Mise à part son plan de nationalisation, Yoshihiko Noda semble déterminé à apaiser les tensions en acceptant de ne pas construire une jetée ou d’autres installations sur les îles. Un geste qui aurait de graves répercussions, avait averti la Chine.
Shintaro Ishihara, en revanche, avait laissé entendre qu’il voulait bâtir un observatoire météorologique et des docks. La semaine dernière, il avait aussi déclaré qu’il construirait des abris contre les typhons pour les pêcheurs japonais. Il a récemment déclaré que le propriétaire des Senkaku lui avait dit que le marché devait être finalisé avec lui, alors que l’offre des responsables tokyoïtes était encore en jeu.

Un bras de fer nationaliste

Ce récent bras de fer a enflammé les sentiments nationalistes de la Chine et du Japon. Un groupe de militants hongkongais a d’ailleurs été arrêté en atterrissant sur les îles. En Chine, des manifestations ont eu lieu, et des groupes de nationalistes japonais ont fait de même quelques jours après.

Retirer Ishihara de l’équation, si les dires des médias s’avèrent confirmés, aura peut-être été perçu comme un acte diplomatique de la part de Noda. Mais cela ne suffira pas à faire taire la clameur des médias chinois.
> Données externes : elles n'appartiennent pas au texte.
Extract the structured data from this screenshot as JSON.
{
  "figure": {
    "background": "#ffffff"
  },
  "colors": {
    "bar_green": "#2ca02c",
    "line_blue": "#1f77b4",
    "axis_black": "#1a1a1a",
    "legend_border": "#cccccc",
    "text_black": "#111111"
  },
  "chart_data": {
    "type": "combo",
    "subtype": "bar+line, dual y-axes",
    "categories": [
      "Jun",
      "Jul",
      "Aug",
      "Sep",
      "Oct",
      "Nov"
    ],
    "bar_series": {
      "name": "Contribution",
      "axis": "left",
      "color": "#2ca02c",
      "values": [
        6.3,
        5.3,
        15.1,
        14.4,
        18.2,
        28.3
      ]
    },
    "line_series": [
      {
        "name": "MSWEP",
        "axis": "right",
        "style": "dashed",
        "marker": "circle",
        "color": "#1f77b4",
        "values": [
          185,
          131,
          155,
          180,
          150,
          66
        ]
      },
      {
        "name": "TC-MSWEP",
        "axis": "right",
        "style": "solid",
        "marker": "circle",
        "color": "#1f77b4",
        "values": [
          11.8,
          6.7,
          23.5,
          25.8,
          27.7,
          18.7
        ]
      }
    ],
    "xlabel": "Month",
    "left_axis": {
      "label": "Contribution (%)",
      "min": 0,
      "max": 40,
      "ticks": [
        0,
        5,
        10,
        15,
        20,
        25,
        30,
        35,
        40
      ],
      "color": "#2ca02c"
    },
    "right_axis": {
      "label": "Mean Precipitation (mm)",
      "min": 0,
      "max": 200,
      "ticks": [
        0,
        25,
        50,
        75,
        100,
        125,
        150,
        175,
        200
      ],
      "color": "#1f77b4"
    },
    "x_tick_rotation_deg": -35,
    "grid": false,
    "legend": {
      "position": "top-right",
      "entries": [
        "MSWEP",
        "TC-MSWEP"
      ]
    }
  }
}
« Il sera difficile d’apaiser les relations tendues entre la Chine et le Japon si les Japonais continuent d’adopter une approche à deux faces comme celle-ci. D’un côté, exprimer de la bonne volonté et de l’autre, permettre aux forces de droite de kidnapper le gouvernement et l’opinion du pays », pouvait-on lire dans un éditorial du Quotidien du Peuple, le mercredi 5 septembre dernier.